Ghana more resourced
At the launch of the campaign at the LEKMA Hospital at Teshie in Accra yesterday, Mrs Akufo-Addo said, it was possible that the campaign would increase the demand for services and so it was very critical that “we remove all bottlenecks associated with the supply side to meet the expected increase in demand.”
She said “it is possible to end HIV and AIDS in children in Ghana within the next two years, through the Free to Shine campaign”.
“I must point out that some African countries which have achieved or are on course to achieving elimination of mother-to-child transmission do not have the technical capacity and advantages that Ghana has. So we in Ghana can also do it,” Mrs Akufo-Addo stated.
She called on the Ghana Health Service (GHS), the Christian Health Association of Ghana (CHAG), the Association of Private Health Providers, religious and traditional leaders, development partners and the private sector to support the campaign.
She also encouraged men to support their pregnant wives to test for HIV.

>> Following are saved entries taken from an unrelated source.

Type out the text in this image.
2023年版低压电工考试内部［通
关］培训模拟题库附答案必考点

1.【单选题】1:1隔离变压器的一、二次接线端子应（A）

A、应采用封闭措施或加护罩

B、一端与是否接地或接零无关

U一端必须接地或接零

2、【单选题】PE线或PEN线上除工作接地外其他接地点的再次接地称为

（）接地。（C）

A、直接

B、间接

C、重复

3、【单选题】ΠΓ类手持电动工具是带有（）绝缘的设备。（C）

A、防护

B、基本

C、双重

The acting Director General of the Ghana AIDS Commission (GAC), Mr Kyeremeh Attuahene, said coverage of HIV among pregnant women was 71 per cent in 2017, while only 67 per cent of those who tested positive received anti-retroviral treatment to prevent mother-to-child transmission.
He said the Free to Shine campaign gave a platform for the government, development partners, civil society and the private sector to work together to eliminate HIV infections in children.
The Deputy Director General of the GHS, Dr Gloria Quansah Asare, said the capacities of healthcare workers were being built to provide quality HIV care across the country.
She said as part of the integration of services by the GHS, PMTCT was being integrated into Maternal, Newborn, Adolescent and Child Health (MNACH).
The United Nations AIDS (UNAIDS) Country Director, Ms Angela Trenton-Mbonde, emphasised the need for HIV testing, treatment and remaining on treatment, routine data collection and a family-centred testing approach for pregnant women.